Lui soffriva se la gente faceva il nome di un giocatore e non il suo, se la prendeva a morte. Soffriva Bianchi che era il capitano e uomo simbolo, soffriva Ogbonna perché era un giocatore di personalità e gli teneva testa. E soffriva anche me, perché i tifosi si erano affezionati e volevano vedermi in campo più spesso. Lui voleva che la gente parlasse di “Ventura”, non dei calciatori. Per cui io e alcuni altri eravamo bersagliati. È la stessa cosa che è successa con Insigne in Nazionale. La gente lo voleva in campo, lui con la sua testardaggine si è fissato e non lo ha fatto giocare. Doveva essere lui l’artefice della qualificazione ai Mondiali, non un giocatore. Alla fine sappiamo com’è andata… Gli mandai un sms dopo la partita contro la Svezia: “Non può essere una sconfitta a cancellare tutto”. Il mio tono era chiaramente ironico, lui invece mi rispose serissimo: “Grazie di cuore. Gpv”. Va beh…
"Al Toro arrivai con mille sogni. Sono nato a Potenza e cresciuto in un piccolo paese della Basilicata, in un territorio dove emergere è difficile. Non è Napoli, lì non ci sono tante squadre, né strutture. Se non hai opportunità di fare provini è dura. Ho disputato il mio primo campionato regionale a 12 anni, a 18 giocavo ancora in Eccellenza, per cui un futuro nel calcio non ce l’avevo. Di giorno andavo a dare una mano a mio padre che faceva il carpentiere. Mia madre era impiegata, mio fratello lavora ancora oggi in un magazzino, ha contratti da 2/3 mesi, avrà già cambiato mille lavori in settori diversi. Sono esperienze di vita vera, che ti aprono gli occhi su quanto sia difficile la vita per un italiano medio.
Dopo la stagione al Sassuolo, io morivo dalla voglia di arrivare in Serie A e quando mi parlavano del Torino non vedevo l’ora. Entrando in quello spogliatoio percepivi a pelle la storia della grande squadra. “Davvero sono qui?”, mi ripetevo. Mi diedero appuntamento dalle parti di Desenzano, lasciai lì la mia auto e salii sul pullman della squadra diretta a Sappada per il ritiro estivo. Non conoscevo nessuno del gruppo, soltanto qualcuno incontrato in campo da avversario. Ricordo questo paesino tra le montagne, isolato, faceva freddissimo (c’erano 10 gradi in estate!), l’albergo tutto in legno. Ho rivisto la proprietaria l’anno scorso a Milano, mi ha salutato e non l’ho riconosciuta subito, poi abbiamo iniziato parlare e mi è tornato tutto alla mente. Mi aveva choccato che andassero tutti a letto alle sette e mezza di sera perché non c’era nulla da fare in quel posto!

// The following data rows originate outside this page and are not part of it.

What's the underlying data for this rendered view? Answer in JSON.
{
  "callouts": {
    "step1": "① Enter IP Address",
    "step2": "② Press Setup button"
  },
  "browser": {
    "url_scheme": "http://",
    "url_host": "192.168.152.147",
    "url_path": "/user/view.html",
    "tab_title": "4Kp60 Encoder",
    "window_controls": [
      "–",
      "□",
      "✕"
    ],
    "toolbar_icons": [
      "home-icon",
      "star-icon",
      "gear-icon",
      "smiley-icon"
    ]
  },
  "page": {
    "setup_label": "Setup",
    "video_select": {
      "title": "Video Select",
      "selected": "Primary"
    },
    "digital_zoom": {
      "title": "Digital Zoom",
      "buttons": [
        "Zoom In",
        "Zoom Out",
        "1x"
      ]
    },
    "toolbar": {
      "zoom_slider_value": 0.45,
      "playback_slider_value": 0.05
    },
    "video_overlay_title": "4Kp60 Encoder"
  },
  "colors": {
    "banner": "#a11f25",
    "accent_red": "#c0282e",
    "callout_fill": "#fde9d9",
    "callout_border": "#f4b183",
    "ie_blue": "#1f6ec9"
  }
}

"Il mister non lo conoscevo. Non avevo parlato con lui durante la trattativa, l’avevo incontrato una sola volta negli studi di Sportitalia e vi dico una cosa: l’apparenza inganna. Mi era sembrata una persona totalmente differente da come poi si è mostrato nei miei confronti. Io ero alla prima esperienza in un grande club, non avevo termini di paragone su come comportarmi. Certamente in certe occasioni ho peccato di inesperienza, ma mi aspettavo che lui mi guidasse un minimo, invece a livello umano è zero. Anzi, non ha fatto altro che complicare le cose. Sono dovuto scappare per forza e, col senno di poi, meno male che sono andato via perché poi lui è rimasto al Toro per anni. Io avrei passato le pene dell’inferno.

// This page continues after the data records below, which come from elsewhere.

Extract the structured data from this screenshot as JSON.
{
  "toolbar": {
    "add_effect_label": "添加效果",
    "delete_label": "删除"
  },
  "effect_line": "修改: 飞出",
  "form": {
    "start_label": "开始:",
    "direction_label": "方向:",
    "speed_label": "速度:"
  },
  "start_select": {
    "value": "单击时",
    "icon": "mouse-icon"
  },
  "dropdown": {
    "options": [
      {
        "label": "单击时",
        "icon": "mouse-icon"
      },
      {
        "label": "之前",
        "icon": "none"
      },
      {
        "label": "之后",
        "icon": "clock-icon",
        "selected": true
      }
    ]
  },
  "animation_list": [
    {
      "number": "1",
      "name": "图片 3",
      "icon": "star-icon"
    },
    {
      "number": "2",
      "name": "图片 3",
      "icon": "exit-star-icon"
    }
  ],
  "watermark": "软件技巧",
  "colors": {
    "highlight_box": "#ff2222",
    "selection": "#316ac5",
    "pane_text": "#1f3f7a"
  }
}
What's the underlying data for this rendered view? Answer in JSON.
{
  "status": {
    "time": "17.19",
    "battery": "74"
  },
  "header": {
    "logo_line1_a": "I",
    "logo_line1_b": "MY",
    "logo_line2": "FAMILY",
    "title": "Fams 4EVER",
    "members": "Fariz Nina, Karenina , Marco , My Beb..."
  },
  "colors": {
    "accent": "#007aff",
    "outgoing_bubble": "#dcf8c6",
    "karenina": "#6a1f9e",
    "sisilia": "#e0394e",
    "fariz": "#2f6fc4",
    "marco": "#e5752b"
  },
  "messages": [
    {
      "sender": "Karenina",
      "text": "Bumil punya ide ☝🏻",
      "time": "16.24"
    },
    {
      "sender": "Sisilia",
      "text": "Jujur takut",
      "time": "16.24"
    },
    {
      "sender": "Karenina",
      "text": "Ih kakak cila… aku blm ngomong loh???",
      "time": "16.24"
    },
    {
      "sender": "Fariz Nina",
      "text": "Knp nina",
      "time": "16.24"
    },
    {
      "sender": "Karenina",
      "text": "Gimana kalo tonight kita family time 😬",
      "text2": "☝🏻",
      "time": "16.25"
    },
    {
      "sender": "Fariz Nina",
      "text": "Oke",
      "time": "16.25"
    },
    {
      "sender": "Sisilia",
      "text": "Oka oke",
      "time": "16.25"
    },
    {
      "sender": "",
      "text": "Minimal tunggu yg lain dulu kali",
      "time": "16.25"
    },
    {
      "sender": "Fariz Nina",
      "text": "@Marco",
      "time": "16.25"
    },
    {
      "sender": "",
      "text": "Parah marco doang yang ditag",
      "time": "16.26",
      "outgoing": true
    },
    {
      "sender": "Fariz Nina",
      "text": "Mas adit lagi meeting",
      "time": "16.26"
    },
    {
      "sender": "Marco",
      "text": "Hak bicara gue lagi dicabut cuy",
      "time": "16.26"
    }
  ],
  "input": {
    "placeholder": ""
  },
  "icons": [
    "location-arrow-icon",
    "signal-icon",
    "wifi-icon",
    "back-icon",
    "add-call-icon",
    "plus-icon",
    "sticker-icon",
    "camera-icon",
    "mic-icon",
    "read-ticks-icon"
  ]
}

"Non si può parlare di rapporto perché con lui non c’era dialogo, era un monologo. Aveva sempre ragione, mai che abbia chiesto a qualcuno quali erano i problemi. Mi ha rovinato. E io non chiedevo di giocare a tutti i costi, stavo bene con i compagni e con l’ambiente. Era lui il mio problema. Accusava il mio procuratore di parlare troppo. “Che c’entro io?”, gli rispondevo. Li ho fatti anche incontrare perché ero tra due fuochi, ma non è servito. Ha continuato a scaricare la sua rabbia contro di me. Il colpo di grazia è stata la partita di Pescara, non me la dimenticherò mai. Barreto era arrivato al Torino da tre giorni, io aspettavo il mio turno senza fiatare da una vita. Fa giocare Barreto al mio posto. In quel momento ho detto “basta, non ci sto a farmi prendere per il culo così da quest’uomo”.

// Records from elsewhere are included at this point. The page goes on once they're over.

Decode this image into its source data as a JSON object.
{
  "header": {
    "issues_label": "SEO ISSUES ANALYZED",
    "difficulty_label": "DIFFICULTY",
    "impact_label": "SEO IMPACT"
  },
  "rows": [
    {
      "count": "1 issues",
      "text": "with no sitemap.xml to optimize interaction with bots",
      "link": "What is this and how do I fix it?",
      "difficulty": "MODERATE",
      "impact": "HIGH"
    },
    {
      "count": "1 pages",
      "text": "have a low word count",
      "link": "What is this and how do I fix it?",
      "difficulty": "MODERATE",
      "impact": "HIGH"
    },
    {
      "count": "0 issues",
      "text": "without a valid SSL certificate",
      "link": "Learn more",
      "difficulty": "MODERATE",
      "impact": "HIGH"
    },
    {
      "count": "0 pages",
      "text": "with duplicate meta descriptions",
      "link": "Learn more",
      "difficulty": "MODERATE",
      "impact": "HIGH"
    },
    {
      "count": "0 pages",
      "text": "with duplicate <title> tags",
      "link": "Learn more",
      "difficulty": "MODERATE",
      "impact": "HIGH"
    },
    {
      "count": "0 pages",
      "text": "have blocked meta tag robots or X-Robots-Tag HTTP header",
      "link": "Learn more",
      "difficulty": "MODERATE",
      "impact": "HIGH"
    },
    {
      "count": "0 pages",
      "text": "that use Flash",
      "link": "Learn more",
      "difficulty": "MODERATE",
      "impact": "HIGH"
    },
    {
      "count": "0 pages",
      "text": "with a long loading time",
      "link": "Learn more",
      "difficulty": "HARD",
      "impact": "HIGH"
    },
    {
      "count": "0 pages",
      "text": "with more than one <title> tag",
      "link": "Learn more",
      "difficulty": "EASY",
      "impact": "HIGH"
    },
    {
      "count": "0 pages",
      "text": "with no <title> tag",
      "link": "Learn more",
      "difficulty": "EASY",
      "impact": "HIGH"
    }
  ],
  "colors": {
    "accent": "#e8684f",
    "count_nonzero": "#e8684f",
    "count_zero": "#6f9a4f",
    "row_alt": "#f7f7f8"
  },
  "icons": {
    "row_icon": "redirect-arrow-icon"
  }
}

Insieme alla mancata riconferma a Bologna, il mio addio al Toro è la delusione più grande da quando gioco a calcio. Quando ci fu Sampdoria-Torino non andai nello spogliatoio, come si fa di solito, a salutare i miei ex compagni perché non volevo vederlo. Tutti capirono le mie motivazioni senza bisogno di spiegare nulla. È un allenatore tecnicamente e tatticamente capace, ma con dei limiti caratteriali enormi.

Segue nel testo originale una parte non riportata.